Friday, March 8, 2013

Justin Bieber's Gas Mask...As Predictable As The Tides


What do the following people have in common?

Lindsay Lohan, Britney Spears, Whitney Houston, Charlie Sheen, Rihanna, Michael Jackson, Elvis Presley, and now Justin Bieber?

They are all American entertainers who burst on the scene with All-American charm and good-looks and a certain naïve innocence, only to be transformed into raving lunatics. Three on the list are dead by their own hands, the other five, not yet.

This morning in my round up of the morning news I am treated to a picture of Justin Bieber wearing a gas mask, and a headline informing me that the 19 year old had collapsed onstage and been taken to the hospital. The sad truth is that nobody in America is surprised. This is what happens here, this is what we do to famous people.

It probably doesn’t help keeping one’s own self-image in perspective when at age 19 you already have your own line of designer toothbrushes. Must be difficult to maintain humility when before you’re even old enough to take a drink, you have enough money to buy the brewery. So, seeing Bieber’s boyish face covered with a gas mask surrounded by body guards and paparazzi seems the most normal thing in the world at 7 in the morning. TMZ will have all the details tonight, but the story will be so old hat, it will probably end up third in the queue behind Rihanna’s latest porn video or Lindsay Lohan’s latest court appearance.

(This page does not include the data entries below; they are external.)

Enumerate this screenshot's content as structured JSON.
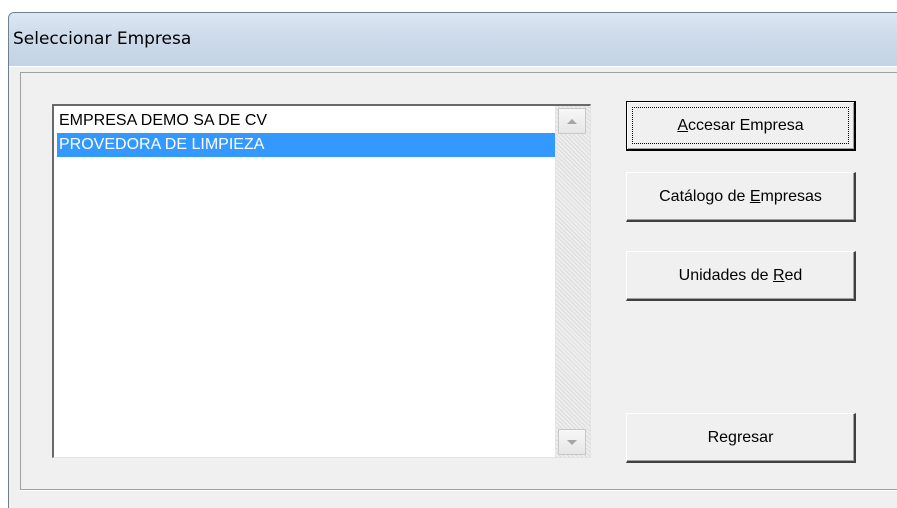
{
  "window": {
    "title": "Seleccionar Empresa"
  },
  "company_list": {
    "items": [
      {
        "label": "EMPRESA DEMO SA DE CV",
        "selected": false
      },
      {
        "label": "PROVEDORA DE LIMPIEZA",
        "selected": true
      }
    ]
  },
  "buttons": {
    "accesar": {
      "pre": "",
      "accel": "A",
      "post": "ccesar Empresa",
      "default": true
    },
    "catalogo": {
      "pre": "Catálogo de ",
      "accel": "E",
      "post": "mpresas"
    },
    "unidades": {
      "pre": "Unidades de ",
      "accel": "R",
      "post": "ed"
    },
    "regresar": {
      "pre": "Regresar",
      "accel": "",
      "post": ""
    }
  },
  "colors": {
    "selection": "#3399ff",
    "titlebar": "#cddbea",
    "dialog_background": "#f0f0f0"
  },
  "icons": {
    "scroll_up": "chevron-up-icon",
    "scroll_down": "chevron-down-icon"
  }
}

Fame in America has become a ticket to insanity, a cycle as predictable as the tides. First we discover the latest fresh face on America’s Got Talent or American Idol. We fall in love with the voice, the style, the possibility of greatness. Then our new hero has hit after hit, sells a billion records, and before they know what has hit them, there’s an “Inc.” at the end of their name. Then come the endorsements, the round the clock exposure, the superhuman schedule, magazine covers, televised interviews. Before long rumors swirl about wild parties, drunkenness and drug use. Then pictures surface of violent clashes with cameramen. A sex tape emerges as sure as the sun rising in the east. They develop a reputation for being “difficult” to work with. Showing up 2 hours late for everything becomes commonplace. Then we’re treated to a series of hook-ups with other equally young, rich, and ungrounded celebrity types. Eventually there will be run-ins with the law, DUI’s, and the unavoidable paternity suit/ unplanned pregnancy. The cycle most likely ends with our hero hold up in a Xanadu of their own making wasting away into madness. The nation mourns at the inevitable news of their tragic and untimely end.

Momma’s, don’t let your babies grow up to be famous.